This invention relates to airfoils, and more particularly to a laminar flow control swept wing for use on jet transports.
There have been continuing efforts over the years to reduce the aerodynamic drag of aircraft and their components in order to increase cruise efficiency. It is known by those skilled in the art that if the boundary layer airflow over an airflow can be maintained laminar, skin friction drag is minimized.
Use of suction applied to aerodynamic surfaces to maintain laminar flow at high Reynolds numbers and during flight conditions beyond those where laminar flow can be expected to occur naturally, is also well known to those skilled in the art. There have been many proposals to accomplish this using various slot arrays, perforated or porous skin and associated suction ducting.
However, there are generally disadvantages associated with suction systems as previously proposed, such as undue added structural weight, complexity, and increased construction and maintenance costs. Additionally, since the use of suction on aerodynamic surfaces involves the addition of new systems, parts, substructures and structures that must be integrated with the principal airfoil systems and structures, the task of establishing functional reliability of new and unproven arrangements required by prior proposals has been a major concern and deterrent.
Also, variability of the operating environment of the aircraft can impose conditions which are generally inhospitable to the maintainence of laminar flow over aerodynamic surfaces. The distribution and magnitude of applied suction is based on certain assumptions as to operating environment, and when conditions vary widely as they do at times in flight due to air turbulence, noise, etc., those design assumptions no longer fit. The present invention, as one of its objectives, seeks to minimize drag penalty experienced when air conditions vary beyond assumed values.

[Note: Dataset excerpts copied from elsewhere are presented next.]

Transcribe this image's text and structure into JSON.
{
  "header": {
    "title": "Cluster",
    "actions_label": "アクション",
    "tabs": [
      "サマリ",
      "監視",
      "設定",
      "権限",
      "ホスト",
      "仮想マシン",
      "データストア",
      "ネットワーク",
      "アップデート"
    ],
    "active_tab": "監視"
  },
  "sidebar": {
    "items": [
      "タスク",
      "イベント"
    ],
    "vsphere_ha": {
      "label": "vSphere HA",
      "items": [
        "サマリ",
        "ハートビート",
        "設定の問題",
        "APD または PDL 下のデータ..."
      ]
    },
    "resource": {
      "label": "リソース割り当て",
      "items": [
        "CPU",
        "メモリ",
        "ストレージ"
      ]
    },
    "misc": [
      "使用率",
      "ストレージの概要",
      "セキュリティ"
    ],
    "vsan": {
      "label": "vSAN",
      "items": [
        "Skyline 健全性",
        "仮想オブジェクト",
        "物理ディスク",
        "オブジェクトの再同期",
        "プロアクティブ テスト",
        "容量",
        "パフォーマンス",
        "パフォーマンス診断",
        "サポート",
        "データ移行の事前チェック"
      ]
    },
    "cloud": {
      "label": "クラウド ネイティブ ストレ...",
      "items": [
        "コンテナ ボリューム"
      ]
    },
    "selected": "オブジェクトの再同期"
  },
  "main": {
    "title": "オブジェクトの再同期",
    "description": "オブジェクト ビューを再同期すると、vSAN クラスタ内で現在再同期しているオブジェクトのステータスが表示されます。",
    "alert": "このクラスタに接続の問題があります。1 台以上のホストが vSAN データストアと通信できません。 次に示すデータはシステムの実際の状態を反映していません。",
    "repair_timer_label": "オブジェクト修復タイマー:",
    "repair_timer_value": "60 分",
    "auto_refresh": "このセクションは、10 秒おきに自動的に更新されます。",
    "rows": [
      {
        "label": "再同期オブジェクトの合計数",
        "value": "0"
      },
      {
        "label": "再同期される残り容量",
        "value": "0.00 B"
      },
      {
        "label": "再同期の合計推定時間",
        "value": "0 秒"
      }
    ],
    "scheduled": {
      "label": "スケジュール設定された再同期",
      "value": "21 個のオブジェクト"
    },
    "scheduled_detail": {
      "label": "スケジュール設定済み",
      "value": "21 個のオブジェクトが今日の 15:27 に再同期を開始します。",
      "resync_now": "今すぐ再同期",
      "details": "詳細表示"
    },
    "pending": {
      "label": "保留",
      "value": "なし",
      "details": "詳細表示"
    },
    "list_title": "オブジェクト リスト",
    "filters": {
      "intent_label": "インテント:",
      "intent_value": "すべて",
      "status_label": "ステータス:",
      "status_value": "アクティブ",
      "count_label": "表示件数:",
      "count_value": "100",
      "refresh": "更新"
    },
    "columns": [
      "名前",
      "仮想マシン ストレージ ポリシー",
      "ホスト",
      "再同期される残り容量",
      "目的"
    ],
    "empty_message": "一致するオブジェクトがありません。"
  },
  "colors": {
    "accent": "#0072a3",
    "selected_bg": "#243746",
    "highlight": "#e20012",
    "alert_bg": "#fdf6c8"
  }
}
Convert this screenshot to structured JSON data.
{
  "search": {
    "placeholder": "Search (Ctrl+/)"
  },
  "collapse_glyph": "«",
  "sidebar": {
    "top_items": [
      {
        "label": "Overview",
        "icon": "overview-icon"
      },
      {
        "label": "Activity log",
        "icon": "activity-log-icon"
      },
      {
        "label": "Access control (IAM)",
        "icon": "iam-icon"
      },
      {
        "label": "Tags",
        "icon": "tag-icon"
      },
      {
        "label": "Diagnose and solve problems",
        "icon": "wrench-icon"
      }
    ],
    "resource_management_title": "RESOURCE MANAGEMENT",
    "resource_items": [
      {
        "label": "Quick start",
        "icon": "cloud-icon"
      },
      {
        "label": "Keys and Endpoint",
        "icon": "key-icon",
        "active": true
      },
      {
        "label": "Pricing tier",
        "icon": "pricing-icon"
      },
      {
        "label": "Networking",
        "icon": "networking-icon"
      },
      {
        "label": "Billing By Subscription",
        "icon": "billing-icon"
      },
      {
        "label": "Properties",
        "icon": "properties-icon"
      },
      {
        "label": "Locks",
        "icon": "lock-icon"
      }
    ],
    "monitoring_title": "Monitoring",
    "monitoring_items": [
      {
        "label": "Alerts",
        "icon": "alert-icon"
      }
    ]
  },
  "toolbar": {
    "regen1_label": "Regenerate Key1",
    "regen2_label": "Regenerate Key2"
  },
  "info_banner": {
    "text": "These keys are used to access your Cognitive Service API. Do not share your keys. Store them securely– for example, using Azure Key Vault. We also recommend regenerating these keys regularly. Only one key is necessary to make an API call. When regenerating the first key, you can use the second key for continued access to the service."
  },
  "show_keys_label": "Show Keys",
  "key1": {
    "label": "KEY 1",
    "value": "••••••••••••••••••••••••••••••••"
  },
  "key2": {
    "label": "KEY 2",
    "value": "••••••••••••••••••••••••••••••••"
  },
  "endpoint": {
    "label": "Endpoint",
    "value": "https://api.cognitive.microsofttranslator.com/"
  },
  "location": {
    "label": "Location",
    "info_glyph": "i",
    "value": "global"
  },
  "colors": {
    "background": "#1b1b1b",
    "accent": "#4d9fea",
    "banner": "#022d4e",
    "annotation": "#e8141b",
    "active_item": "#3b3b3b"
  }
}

Prior laminar flow control systems were predicated essentially on gross compromises of conventional wing construction and configuration so as to accommodate slots, pores, ducts, etc. The added cost, weight and complexities, along with the difficulties of access to inspect and maintain the added subsystems, tended to offset the gains sought through laminar flow control even under assumed (ideal) flight conditions.
An object of this invention is to provide a laminar flow control airfoil which minimized the aforementioned limitations and disadvantages of prior system proposals and which can be incorporated in conventional proven wing structures with minimum interface problems and with essentially no disruption or interference with the design integrity and established reliability of the existing airfoil main structure and its systems.
It is another object of this invention to provide an airfoil structural arrangement that has a built-in capability to maintain surface smoothness in the critical nose area against dents, erosion, and accumulation of insects and dirt particles. These factors cause disturbances which inhibit or destroy laminar flow but which can be controlled by the proper use of leading edge suction.